Okay, it’s Mort from Keokuk, not Dubuque. I got ’em confused. He said, “Rush in light of the Adrian Peterson baby mama realizations, there are other NFL players such as Antonio Cromartie, who…” Remember that? On an HBO episode of Hard Knocks he couldn’t name all eight of his children. So Mort says, “Look, this is an obvious program in the NFL and perhaps throughout the culture.

“So maybe the NFL, following Breast Cancer Awareness Month, could do Fatherhood Awareness Month in November, and would come up with a color that every player on every team wears. It could be light blue, whatever color you would associate with fatherhood, and then have the symbol not be a colored felon, but a punctured or broken condom. You’d actually have that logo made of a broken condom, and you have it sewn on the jerseys, complete with the color.
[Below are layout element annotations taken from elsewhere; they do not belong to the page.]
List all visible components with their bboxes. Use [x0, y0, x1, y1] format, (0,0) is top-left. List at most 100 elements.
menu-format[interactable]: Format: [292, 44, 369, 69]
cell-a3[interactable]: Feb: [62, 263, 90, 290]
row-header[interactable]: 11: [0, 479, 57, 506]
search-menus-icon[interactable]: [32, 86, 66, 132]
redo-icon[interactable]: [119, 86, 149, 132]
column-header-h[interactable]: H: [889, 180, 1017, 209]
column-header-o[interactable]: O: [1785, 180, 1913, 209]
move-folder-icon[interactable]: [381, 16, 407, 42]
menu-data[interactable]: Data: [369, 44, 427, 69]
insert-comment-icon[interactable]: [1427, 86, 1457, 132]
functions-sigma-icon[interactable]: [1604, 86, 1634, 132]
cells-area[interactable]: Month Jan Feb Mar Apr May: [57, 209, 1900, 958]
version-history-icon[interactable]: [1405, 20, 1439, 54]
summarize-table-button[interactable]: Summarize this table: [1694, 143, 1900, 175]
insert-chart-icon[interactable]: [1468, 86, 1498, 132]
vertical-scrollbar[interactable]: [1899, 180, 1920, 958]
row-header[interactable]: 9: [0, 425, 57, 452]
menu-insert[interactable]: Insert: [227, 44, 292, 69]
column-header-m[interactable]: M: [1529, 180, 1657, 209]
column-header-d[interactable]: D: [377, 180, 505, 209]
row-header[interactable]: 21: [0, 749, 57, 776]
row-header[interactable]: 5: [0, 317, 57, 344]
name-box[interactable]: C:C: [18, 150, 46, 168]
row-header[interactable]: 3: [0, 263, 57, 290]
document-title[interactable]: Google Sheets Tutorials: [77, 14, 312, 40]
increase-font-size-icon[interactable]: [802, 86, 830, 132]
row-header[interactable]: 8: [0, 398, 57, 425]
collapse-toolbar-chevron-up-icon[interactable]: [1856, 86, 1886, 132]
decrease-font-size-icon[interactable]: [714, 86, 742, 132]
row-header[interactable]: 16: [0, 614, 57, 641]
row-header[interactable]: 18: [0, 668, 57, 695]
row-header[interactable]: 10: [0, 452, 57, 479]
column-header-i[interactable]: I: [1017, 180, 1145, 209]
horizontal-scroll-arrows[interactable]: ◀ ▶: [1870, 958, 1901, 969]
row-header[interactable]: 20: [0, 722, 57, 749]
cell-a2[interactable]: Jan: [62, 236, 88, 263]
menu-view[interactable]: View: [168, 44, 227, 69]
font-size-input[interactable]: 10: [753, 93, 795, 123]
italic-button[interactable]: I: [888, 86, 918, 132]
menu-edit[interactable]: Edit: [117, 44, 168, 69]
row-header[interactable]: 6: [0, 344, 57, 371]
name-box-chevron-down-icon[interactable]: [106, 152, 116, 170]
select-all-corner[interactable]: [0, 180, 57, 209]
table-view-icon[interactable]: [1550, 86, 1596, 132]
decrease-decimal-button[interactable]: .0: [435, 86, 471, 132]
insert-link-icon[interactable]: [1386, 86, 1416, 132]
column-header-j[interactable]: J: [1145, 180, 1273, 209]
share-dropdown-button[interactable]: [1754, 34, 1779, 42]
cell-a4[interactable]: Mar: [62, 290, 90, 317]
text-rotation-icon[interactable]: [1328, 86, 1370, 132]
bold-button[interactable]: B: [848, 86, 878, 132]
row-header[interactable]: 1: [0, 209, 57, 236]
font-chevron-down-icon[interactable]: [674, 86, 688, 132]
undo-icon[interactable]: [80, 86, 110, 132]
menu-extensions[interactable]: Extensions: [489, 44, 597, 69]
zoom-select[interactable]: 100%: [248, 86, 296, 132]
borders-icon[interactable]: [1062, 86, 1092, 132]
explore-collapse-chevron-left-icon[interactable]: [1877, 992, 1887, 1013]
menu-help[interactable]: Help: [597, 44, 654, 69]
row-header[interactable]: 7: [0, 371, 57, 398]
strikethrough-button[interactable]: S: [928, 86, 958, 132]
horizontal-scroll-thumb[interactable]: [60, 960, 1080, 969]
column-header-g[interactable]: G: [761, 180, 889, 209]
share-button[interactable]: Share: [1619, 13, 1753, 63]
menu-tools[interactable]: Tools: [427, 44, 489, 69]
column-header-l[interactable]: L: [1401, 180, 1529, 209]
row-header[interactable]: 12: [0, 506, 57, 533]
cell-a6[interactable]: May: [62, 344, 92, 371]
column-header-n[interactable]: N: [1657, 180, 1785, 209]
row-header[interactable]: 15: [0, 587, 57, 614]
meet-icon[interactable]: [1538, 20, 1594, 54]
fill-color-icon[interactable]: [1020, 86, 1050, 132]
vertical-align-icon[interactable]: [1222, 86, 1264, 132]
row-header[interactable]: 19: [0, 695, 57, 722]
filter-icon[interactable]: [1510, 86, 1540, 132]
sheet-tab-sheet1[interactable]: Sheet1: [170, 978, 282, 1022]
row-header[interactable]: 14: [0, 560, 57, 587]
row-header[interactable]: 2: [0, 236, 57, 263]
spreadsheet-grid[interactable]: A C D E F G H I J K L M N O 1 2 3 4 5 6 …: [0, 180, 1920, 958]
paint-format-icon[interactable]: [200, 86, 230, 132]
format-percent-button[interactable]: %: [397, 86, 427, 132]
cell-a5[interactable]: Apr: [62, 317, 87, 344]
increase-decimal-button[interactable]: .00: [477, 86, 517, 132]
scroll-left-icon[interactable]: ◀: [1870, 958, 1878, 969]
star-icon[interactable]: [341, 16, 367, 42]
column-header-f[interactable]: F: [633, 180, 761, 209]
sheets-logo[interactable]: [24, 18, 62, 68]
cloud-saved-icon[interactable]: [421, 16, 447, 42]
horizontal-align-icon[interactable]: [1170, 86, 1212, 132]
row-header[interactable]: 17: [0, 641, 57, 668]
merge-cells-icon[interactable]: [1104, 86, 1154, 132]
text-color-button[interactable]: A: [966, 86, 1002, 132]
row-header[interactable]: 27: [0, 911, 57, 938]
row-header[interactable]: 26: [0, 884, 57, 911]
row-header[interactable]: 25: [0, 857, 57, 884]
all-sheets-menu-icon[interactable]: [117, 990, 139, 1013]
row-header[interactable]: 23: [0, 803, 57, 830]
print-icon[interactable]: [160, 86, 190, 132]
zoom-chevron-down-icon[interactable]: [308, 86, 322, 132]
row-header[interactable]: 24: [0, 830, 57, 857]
“Then we’re tackling the problem the way our society does: We go at it in a purely symbolic way.” He said, “Rush, it’s waiting to happen. It’s ideal for you to make reality.” Now, Mort says he doesn’t mind my mentioning his name. It’s his e-mail. But we’re interested in helping. It may be time for this. It may be time for this. I mean, obviously this is happening, and we can continue reporting the stories, and everybody can feel bad, feel sorry and, “Oh, my God, how could this be happening?”

But what’s needed now is action.

We could get any number of people as spokesmen for this. But you may not even need that. Fatherhood Awareness Month, every November. Think of the attention you could get in the Thanksgiving Day games. There are massive audiences on the Thanksgiving Day games. So I just wanted to put the idea out there for the NFL, ’cause we’re trying to help — and coming on the heels of Breast Cancer Awareness Month, it’s a natural.

Fatherhood Awareness Month in the NFL! I’ll bet the NBA might be into it, and maybe Major League Baseball. (interruption) Who? Somebody just told me in the NBA there’s somebody with 11 kids? He’s retired. All right. He has 11 baby mamas. Okay. Clearly something needs to be done here, clearly. Consciousness raising, awareness needs to take place, and they’re showing us the way with Breast Cancer Awareness Month in the NFL.

BREAK TRANSCRIPT

RUSH: So Mr. Snerdley, it has been suggested to me an alternate symbol for Fatherhood Awareness Month, and that would be a ribbon made out of child support checks. A ribbon made out of child support checks in the shape of the dollar bill (we had a deficit-reduction ribbon we did with a dollar bill), instead of using a punctured or used or broken condom. The only problem, folks, I have with a ribbon made out of child support checks is there’s no doubt a shortage of those.

So you’d have to create some fake ones, symbol. We’re just trying to help here.

Fatherhood Awareness Month in November the NFL, right on the heels of Breast Cancer Awareness Month.

BREAK TRANSCRIPT

RUSH: We could use bounced child support checks if we run out of child support checks. There might be more of those.